I have a SQLite database with a table containing a billion rows and a temporary table used for row selection. The tables are created as follows:
CREATE TABLE [obj2](
[id] integer PRIMARY KEY ASC,
[name] text,
[height] integer,
[identification] text,
[width] integer
);
CREATE TEMPORARY TABLE [__tmp_selection] (id INTEGER PRIMARY KEY);
If I use the IN
clause with specific row IDs, SQLite efficiently uses the index on obj2.id
:
EXPLAIN QUERY PLAN
SELECT obj2.* FROM obj2 WHERE rowid IN (10,20,30,40,50);
id | parent | notused | detail |
---|---|---|---|
2 | 0 | 0 | SEARCH obj2 USING INTEGER PRIMARY KEY (rowid=?) |
This shows that SQLite properly uses the index on obj2.id
.
However, when I insert the same IDs into the temporary table and join it with obj2
, SQLite instead performs a full table scan on obj2
, which is inefficient:
INSERT INTO __tmp_selection(id) VALUES (10);
INSERT INTO __tmp_selection(id) VALUES (20);
INSERT INTO __tmp_selection(id) VALUES (30);
INSERT INTO __tmp_selection(id) VALUES (40);
INSERT INTO __tmp_selection(id) VALUES (50);
EXPLAIN QUERY PLAN
SELECT obj2.* FROM obj2
JOIN __tmp_selection ON obj2.id = __tmp_selection.id;
id | parent | notused | detail |
---|---|---|---|
3 | 0 | 0 | SCAN obj2 |
5 | 0 | 0 | SEARCH __tmp_selection USING INTEGER PRIMARY KEY (rowid=?) |
This suggests that SQLite is scanning the entire obj2
table, even though the join should be able to use the index on obj2.id
.
How can I force SQLite to scan __tmp_selection
(which contains only a few rows) instead of performing a full table scan on obj2
?
Reverse the order of the tables and use a CROSS JOIN
:
sqlite> EXPLAIN QUERY PLAN
...> SELECT obj2.* FROM __tmp_selection
...> CROSS JOIN obj2 ON obj2.id = __tmp_selection.id;
QUERY PLAN
|--SCAN __tmp_selection
`--SEARCH obj2 USING INTEGER PRIMARY KEY (rowid=?)
Using a CROSS JOIN
instead of JOIN
forces the query planner to always use that order of tables.

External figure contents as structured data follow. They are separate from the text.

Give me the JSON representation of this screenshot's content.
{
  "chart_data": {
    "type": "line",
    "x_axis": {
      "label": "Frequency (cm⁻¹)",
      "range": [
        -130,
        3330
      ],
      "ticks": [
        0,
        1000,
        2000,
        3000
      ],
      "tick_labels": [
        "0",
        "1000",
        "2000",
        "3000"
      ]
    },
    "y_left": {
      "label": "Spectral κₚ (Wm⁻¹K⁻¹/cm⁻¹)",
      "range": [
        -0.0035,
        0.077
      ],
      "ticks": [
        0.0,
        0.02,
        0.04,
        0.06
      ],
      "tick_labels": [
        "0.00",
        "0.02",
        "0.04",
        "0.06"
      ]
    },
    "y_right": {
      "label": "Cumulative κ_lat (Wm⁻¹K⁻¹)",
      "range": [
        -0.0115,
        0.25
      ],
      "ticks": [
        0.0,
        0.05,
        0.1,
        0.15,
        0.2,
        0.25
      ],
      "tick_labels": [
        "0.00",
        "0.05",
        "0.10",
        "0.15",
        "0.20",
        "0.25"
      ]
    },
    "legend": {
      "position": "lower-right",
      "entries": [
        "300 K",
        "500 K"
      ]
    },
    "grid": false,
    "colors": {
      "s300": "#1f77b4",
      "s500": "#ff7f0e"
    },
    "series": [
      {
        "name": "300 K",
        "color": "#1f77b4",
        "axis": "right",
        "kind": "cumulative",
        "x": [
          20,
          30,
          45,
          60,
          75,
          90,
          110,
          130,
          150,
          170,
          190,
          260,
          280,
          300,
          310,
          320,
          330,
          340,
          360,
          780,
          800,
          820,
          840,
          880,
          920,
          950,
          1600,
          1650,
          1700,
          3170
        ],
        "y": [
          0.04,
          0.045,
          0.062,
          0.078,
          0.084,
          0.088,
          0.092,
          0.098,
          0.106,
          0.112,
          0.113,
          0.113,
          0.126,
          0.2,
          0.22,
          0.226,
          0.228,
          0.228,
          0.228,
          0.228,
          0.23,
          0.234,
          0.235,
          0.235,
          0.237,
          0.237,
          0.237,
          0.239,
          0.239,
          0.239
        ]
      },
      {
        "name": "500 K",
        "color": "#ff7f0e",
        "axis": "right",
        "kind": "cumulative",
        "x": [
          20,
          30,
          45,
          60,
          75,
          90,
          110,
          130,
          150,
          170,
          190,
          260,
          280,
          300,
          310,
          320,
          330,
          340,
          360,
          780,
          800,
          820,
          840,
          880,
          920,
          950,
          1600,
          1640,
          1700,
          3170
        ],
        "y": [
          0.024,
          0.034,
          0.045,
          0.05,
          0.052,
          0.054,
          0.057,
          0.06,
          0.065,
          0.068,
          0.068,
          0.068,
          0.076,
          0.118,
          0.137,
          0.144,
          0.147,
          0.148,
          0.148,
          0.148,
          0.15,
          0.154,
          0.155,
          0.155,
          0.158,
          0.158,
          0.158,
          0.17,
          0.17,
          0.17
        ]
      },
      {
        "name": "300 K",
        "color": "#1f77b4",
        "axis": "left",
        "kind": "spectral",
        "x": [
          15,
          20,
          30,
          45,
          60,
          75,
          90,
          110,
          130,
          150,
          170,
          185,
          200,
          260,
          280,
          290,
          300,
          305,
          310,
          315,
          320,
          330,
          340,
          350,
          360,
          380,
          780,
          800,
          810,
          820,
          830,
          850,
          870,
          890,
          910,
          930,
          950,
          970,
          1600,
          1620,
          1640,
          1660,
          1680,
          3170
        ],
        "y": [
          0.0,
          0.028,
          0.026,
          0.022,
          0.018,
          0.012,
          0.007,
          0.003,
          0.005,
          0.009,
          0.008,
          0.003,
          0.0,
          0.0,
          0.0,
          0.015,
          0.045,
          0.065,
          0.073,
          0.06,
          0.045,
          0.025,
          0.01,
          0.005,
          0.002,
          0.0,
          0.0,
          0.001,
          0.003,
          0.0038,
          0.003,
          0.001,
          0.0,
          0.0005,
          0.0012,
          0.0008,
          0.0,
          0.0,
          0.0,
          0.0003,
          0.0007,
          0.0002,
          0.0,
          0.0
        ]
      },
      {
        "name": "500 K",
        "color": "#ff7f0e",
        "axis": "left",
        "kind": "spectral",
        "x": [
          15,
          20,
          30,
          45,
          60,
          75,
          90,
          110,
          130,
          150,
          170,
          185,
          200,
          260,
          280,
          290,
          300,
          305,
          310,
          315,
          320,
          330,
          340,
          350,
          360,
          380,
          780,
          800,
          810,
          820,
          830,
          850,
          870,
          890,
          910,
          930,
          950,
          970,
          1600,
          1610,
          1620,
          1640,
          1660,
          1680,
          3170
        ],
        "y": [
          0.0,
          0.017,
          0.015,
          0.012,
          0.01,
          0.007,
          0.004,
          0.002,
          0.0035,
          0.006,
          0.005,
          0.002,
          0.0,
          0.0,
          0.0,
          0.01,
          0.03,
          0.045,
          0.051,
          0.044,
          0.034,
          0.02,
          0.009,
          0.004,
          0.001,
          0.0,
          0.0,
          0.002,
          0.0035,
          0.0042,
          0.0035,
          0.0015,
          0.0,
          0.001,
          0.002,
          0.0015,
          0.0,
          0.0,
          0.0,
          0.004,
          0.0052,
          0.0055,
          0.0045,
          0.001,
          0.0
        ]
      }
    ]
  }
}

or, better option, run ANALYZE
on the tables to give the query planner more information about the costs of operations on them so it can pick a more efficient order itself; see also PRAGMA optimize
:
sqlite> ANALYZE __tmp_selection;
sqlite> ANALYZE obj2; -- assuming this table is populated
sqlite> EXPLAIN QUERY PLAN
...> SELECT obj2.* FROM obj2
...> JOIN __tmp_selection ON obj2.id = __tmp_selection.id;
QUERY PLAN
|--SCAN __tmp_selection
`--SEARCH obj2 USING INTEGER PRIMARY KEY (rowid=?)
(All testing done with Sqlite 3.49.1)